A lazy excuse among some people is that there are films that audiences should ‘just shut their brains off and enjoy’, but Patrick Hughes hasn’t even been able to make anything that meets those very low standards. The first two The Expendables films weren’t necessarily good, but they were intended to be tributes to the R-rated action films of the ‘80s, and then Hughes directed the PG-13 The Expendables 3, which couldn’t even be enjoyed for its violent gore.
Not even the biggest Ryan Reynolds fan could defend Hughes’ direction of The Hitman’s Bodyguard and The Hitman’s Wife’s Bodyguard, which seem to epitomise everything that people hate about the actor. Hughes has now found himself making slop action films for Netflix, including the bizarre Woody Harrelson-Kevin Hart buddy comedy The Man From Toronto and the self-serious science fiction military thriller War Machine with Reacher actor Alan Ritchson.
John R Leonetti

Video game movies tend to get a bad reputation, and that may have started with what John R Leonetti did with Mortal Kombat: Annihilation. While its predecessor was actually fairly entertaining, Mortal Kombat: Annihilation was an all-time disaster that made an entire genre into a joke. Leonetti has somehow managed to infect other franchises, as he helmed the awful sequel The Butterfly Effect 2 and directed the original Annabelle, which is the worst film in the entire The Conjuring extended universe.

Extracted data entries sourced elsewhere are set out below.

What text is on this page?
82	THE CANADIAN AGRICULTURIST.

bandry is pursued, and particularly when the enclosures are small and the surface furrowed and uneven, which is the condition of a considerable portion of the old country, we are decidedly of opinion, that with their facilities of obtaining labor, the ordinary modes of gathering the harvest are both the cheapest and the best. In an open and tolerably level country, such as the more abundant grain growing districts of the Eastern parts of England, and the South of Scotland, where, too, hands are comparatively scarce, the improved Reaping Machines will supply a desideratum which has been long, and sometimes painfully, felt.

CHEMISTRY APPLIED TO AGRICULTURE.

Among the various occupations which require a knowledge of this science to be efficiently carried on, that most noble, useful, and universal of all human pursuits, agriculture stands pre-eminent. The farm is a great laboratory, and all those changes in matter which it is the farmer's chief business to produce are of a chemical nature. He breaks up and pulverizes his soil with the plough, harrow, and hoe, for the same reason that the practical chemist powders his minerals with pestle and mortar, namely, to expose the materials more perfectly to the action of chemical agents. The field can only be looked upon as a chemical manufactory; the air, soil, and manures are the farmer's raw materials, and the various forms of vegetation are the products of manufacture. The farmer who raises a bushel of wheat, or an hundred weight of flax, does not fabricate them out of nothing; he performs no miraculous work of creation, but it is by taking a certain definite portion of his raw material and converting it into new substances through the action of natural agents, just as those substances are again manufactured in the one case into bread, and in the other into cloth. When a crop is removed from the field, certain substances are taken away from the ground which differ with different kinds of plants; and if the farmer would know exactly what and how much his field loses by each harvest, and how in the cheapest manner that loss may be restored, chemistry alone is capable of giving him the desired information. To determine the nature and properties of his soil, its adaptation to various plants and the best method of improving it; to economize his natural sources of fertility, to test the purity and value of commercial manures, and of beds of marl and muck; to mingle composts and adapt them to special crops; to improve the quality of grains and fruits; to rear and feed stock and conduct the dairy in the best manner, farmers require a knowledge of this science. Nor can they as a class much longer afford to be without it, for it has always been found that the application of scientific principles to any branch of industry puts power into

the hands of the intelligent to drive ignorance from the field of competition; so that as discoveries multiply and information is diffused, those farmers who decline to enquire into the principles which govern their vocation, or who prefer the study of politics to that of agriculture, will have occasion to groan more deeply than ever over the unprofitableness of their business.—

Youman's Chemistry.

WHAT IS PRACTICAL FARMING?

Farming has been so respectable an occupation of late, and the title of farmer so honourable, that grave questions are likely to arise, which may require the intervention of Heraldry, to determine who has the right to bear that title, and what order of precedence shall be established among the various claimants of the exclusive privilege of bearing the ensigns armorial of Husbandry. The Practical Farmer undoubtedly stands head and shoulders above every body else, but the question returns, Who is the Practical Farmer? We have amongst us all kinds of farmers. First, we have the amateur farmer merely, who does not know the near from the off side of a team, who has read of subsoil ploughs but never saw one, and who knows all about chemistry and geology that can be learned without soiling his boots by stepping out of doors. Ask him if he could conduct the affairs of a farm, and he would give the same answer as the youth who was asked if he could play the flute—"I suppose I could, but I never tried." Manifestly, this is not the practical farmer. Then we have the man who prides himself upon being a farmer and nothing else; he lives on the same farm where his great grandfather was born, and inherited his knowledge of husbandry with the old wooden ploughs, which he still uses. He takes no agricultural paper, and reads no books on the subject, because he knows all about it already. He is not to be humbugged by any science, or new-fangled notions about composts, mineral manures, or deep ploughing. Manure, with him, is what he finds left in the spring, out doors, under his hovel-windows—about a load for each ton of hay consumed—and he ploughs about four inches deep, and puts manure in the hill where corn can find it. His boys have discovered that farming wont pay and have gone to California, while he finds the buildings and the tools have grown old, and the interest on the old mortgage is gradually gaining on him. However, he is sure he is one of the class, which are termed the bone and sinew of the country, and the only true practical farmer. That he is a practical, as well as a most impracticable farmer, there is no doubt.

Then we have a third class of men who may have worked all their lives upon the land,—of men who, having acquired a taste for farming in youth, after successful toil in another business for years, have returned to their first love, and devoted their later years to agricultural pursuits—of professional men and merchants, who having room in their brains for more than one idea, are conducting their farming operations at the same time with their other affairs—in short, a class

Leonetti might best be known at this point for directing the 2017 horror film Wish Upon, a film so hilariously unscary that it has become a ‘so bad it’s good’ favourite among those like Ed Wood and Tommy Wiseau, but that’s more than what can be said about his 2019 Netflix horror film The Silence, a ripoff of A Quiet Place that was instantly forgotten, despite the involvement of Stanley Tucci and Kiernan Shipka.
Tyler Perry

Tyler Perry has been involved in some pretty negative press lately, but his output as a director might actually be damaging to culture at large. Perry has created a business model of making cheap films aimed at Black audiences that offer nothing but stereotypes and derogatory depictions, as he sees African-American culture as just a means to make crude comedies and tell melodramatic romantic thrillers.

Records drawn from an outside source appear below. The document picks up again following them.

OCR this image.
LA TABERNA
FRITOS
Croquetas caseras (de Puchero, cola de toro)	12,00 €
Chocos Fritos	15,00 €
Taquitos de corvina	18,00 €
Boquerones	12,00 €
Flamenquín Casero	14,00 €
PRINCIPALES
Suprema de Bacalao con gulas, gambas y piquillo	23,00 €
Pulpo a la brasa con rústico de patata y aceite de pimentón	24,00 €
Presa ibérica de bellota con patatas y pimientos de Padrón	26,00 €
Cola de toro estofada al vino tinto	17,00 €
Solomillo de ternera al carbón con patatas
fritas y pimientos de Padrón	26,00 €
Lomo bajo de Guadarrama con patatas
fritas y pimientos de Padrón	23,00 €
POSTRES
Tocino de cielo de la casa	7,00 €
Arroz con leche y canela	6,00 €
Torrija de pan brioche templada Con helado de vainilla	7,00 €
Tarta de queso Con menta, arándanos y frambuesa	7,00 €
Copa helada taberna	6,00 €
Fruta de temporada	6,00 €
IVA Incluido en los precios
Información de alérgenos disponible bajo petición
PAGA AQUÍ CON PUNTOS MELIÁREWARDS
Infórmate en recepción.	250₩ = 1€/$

It almost feels as if Perry has contempt for audiences, given that his characters are often as shallow as they are lifeless. The few times he has tried to branch out and make something more ‘serious’ have been embarrassingly shallow, such as the shameless ‘Oscar bait’ films The Six Triple Eight and A Jazzman’s Blues. That Perry often acts in his own films makes them feel even more narcissistic.
Walt Becker

Walt Becker has a truly wild filmography that consists of crude, mean-spirited comedies and films that are ostensibly aimed at kids, even if they are quite disgusting. Van Wilder was so bad that it nearly destroyed Ryan Reynolds’ career, Buying the Cow is one of the most misogynistic films ever made, Wild Hogs is the type of film that promotes the worst American stereotypes, and Old Dogs is a bizarre comedy that featured John Travolta and Robin Williams doing the worst work of their respective careers, which is by no means a small statement.
Despite his inappropriate sensibilities, Becker somehow found himself directing the sequel Alvin and the Chipmunks: The Road Chip and the live-action adaptation of Clifford the Big Red Dog, both of which are films so miscalculated that they didn’t even resonate with their intended audience of children.